1. René Magritte (1898-1967), O Espelho Falso, 1928
Se cada dia cai
Se cada dia cai, dentro de cada noite,
há um poço
onde a claridade está presa.
Há que sentar-se na beira
do poço da sombra
e pescar luz caída
com paciência.
Pablo Neruda (1904-1973)
O Universo não é uma ideia minha
O Universo não é uma ideia minha.
A minha ideia do Universo é que é uma ideia minha.
A noite não anoitece pelos meus olhos,
A minha ideia da noite é que anoitece por meus olhos.
Fora de eu pensar e de haver quaisquer pensamentos
A noite anoitece concretamente
E o fulgor das estrelas existe como se tivesse peso.

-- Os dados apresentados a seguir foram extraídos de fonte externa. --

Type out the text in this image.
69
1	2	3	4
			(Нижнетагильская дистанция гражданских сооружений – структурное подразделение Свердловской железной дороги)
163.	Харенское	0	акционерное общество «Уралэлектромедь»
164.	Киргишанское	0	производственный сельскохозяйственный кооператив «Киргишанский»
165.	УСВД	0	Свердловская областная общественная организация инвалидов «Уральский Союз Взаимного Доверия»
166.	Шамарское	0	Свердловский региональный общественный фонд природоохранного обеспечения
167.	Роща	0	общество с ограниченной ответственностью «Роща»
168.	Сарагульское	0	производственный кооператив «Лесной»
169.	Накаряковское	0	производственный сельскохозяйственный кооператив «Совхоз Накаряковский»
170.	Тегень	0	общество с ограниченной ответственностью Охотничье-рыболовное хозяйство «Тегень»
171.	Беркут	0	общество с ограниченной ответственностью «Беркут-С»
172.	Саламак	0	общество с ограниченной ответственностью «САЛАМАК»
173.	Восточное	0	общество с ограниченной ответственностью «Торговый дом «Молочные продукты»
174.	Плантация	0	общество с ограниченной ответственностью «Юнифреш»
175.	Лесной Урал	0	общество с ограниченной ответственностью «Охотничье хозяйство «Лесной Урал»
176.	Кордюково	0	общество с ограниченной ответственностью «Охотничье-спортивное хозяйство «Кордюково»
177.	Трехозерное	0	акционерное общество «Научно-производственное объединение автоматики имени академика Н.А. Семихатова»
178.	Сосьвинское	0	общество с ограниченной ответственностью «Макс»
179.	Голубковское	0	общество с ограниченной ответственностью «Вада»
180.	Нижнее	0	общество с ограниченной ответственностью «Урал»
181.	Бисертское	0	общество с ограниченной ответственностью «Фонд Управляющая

Alberto Caeiro (heterónimo de Fernando Pessoa, 1888-1935)
2. A Pantera
No Jardin des Plantes, Paris
De tanto olhar as grades seu olhar
esmoreceu e nada mais aferra.
Como se houvesse só grades na terra:
grades, apenas grades para olhar.
A onda andante e flexível do seu vulto
em círculos concêntricos decresce,
dança de força em torno a um ponto oculto
no qual um grande impulso se arrefece.
De vez em quando o fecho da pupila
abre-se em silêncio. Uma imagem, então,
na tensa paz dos músculos se instila
para morrer no coração.
Rainer Maria Rilke (1885-1926)
O mundo estava no rosto da amada
O mundo estava no rosto da amada —
e logo se converteu em nada, em
mundo fora do alcance, mundo-além.
Por que não o bebi quando o encontrei
no rosto amado, um mundo à mão, ali,
aroma em minha boca, eu só o seu rei?
Ah, eu bebi. Com que sede eu bebi.
Mas eu também estava pleno de mundo
e, bebendo, eu mesmo transbordei.
Rainer Maria Rilke (1885-1926)
Isto
Dizem que finjo ou minto
Tudo o que escrevo. Não.
Eu simplesmente sinto
Com a imaginação.
Não uso o coração.
Tudo o que sonho ou passo,
O que me falha ou finda,
É como que um terraço
Sobre outra coisa ainda.
Essa coisa é que é linda.
Por isso escrevo em meio
Do que não está ao pé,
Livre do meu enleio,
Sério do que não é.
Sentir? Sinta quem lê!
Fernando Pessoa (1888-1935)
Cada Qual Tem O Seu Álcool
Cada qual tem o seu álcool.
Tenho álcool bastante em existir.
Bêbado de me sentir, vagueio e ando certo.
Se são horas, recolho ao escritório como qualquer outro.
Se não são horas, vou até ao rio fitar o rio,
Como qualquer outro. Sou igual.
E por trás de isso, céu meu,
Constelo-me às escondidas e tenho o meu infinito.